As expected Singh et. al. achieve a substantially better predictive performance (R = 0.71 vs R² = 0.46). Besides probably higher methodological rigor and scientific quality, the most critical difference is sample size - their 1'000+ participants versus my 19 participants (from the Hall dataset) represents a fundamental difference in statistical power and generalizability.
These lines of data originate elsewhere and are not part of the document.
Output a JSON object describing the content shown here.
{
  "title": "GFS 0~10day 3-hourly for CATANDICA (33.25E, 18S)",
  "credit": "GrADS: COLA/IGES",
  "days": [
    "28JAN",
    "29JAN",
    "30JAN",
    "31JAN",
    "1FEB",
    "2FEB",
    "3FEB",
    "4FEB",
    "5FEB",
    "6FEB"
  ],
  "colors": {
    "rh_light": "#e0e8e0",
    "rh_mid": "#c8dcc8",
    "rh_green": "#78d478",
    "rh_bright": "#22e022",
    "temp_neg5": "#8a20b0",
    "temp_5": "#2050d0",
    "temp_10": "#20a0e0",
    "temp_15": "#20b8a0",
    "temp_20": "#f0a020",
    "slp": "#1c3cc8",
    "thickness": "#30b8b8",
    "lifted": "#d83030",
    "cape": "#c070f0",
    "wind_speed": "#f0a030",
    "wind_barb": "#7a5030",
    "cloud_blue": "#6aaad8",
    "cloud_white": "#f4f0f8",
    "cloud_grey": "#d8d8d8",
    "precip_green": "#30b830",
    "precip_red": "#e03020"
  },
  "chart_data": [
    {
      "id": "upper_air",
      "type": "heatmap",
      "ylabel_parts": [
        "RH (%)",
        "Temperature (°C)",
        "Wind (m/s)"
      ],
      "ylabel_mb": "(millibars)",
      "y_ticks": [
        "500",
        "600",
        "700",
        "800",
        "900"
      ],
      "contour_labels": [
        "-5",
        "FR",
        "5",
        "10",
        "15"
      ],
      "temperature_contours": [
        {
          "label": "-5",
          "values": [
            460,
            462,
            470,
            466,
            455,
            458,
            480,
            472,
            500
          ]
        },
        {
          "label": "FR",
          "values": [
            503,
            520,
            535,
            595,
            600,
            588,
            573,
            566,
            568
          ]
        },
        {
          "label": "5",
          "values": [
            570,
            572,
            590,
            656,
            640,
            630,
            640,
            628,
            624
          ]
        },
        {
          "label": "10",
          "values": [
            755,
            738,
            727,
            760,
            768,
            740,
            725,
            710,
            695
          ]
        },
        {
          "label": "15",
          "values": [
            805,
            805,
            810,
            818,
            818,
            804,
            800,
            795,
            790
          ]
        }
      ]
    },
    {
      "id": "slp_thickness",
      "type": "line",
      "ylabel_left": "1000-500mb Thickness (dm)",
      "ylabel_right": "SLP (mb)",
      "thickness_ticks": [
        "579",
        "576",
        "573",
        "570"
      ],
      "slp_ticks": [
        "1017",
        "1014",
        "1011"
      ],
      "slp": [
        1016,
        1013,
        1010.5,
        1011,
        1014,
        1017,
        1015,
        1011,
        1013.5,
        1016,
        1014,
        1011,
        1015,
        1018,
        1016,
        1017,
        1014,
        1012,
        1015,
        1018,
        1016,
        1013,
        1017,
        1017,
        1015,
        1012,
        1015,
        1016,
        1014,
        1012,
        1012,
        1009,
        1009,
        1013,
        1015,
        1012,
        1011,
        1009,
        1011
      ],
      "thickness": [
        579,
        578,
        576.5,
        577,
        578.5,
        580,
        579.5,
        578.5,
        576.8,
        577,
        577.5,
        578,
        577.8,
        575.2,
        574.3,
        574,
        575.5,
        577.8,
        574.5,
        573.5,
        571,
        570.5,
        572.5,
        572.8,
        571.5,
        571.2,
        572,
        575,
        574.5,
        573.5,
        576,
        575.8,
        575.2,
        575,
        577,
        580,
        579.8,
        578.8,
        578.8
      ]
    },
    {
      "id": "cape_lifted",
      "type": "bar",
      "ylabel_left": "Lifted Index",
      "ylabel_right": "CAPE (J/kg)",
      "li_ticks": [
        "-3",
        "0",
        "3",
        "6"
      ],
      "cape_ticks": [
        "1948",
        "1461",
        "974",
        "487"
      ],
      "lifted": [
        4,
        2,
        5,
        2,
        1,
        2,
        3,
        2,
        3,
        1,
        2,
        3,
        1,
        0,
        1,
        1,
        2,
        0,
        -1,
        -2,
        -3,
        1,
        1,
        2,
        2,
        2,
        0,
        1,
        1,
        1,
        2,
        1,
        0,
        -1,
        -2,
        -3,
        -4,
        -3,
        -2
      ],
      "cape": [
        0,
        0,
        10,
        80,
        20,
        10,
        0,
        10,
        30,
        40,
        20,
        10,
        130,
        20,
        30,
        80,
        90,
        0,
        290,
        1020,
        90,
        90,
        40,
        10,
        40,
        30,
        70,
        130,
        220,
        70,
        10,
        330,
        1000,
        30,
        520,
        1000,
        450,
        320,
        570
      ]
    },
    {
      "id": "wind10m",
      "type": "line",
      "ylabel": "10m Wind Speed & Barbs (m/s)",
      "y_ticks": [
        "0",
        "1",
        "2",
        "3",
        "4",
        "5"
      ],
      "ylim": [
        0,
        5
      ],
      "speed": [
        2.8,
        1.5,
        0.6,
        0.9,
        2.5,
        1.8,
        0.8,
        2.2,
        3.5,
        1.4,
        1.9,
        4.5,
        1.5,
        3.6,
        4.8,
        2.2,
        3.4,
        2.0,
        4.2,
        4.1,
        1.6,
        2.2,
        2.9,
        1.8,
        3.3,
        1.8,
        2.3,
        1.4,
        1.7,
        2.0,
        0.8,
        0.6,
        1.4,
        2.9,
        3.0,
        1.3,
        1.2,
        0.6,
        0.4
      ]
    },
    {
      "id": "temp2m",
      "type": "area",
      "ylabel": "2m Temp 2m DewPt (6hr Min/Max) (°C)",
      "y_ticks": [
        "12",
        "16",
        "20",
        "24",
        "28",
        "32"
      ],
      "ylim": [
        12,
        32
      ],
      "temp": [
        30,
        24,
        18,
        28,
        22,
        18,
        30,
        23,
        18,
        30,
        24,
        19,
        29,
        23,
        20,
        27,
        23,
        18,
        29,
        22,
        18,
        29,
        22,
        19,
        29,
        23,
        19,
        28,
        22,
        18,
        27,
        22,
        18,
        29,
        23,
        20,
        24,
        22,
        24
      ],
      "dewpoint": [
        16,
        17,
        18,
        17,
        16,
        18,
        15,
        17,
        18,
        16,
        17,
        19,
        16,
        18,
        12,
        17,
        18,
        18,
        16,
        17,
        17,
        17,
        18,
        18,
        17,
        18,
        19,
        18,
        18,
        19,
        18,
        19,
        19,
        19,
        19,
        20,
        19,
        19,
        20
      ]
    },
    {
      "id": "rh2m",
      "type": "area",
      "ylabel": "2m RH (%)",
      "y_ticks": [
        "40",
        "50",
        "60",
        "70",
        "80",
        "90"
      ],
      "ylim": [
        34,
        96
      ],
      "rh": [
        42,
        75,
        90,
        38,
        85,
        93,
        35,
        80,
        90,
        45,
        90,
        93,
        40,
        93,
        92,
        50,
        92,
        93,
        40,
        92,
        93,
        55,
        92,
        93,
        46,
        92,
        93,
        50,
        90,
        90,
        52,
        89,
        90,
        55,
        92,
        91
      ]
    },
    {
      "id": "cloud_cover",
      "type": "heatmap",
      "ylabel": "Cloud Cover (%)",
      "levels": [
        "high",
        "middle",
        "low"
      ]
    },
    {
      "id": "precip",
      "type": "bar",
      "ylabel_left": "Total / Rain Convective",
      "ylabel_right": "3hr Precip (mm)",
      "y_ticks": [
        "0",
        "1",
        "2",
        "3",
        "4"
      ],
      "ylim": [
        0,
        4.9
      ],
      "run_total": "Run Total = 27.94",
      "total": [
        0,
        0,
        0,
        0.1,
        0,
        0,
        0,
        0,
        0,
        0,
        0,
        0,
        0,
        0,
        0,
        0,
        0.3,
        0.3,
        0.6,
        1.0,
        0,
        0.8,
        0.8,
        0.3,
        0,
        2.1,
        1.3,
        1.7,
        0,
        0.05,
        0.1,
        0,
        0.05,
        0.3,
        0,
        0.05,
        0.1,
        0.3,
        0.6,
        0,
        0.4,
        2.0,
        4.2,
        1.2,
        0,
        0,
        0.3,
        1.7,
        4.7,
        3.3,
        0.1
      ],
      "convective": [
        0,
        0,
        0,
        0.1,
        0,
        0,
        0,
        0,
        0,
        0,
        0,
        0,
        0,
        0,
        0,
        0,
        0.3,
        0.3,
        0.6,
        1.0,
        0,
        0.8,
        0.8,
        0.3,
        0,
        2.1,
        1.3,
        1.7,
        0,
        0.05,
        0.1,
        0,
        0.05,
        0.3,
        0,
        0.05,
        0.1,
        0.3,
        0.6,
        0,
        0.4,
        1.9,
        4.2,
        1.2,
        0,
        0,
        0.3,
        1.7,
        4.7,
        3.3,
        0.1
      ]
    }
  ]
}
They adressed one of the shortcomings I faced by leveraging a large digital nutritional cohort from the “Food & You” study (including high-resolution data of nutritional intake of more than 46 million kcal collected from 315'126 dishes over 23'335 participant days, 1'470'030 blood glucose measurements, 49'110 survey responses, and 1'024 samples for gut microbiota analysis).

Apart from that I am excited to - at a first glance - observe the following similarities: (1) Both aim to predict postprandial glycemic responses using machine learning, with a focus on personalized nutrition applications. (2) Both employ XGBoost regression as their primary predictive algorithm and use similar performance metrics (R², RMSE, MAE, Pearson correlation). (3) Both extract comprehensive feature sets including meal composition (macronutrients), temporal features, and individual characteristics. (4) Both use mathematical approaches to characterize glucose responses - I used Gaussian curve fitting, while Singh et. al. use incremental area under the curve (iAUC). (5) Both employ cross-validation techniques for model evaluation and hyperparameter tuning. (6) SHAP Analysis: Both use SHAP for model interpretability and feature importance analysis.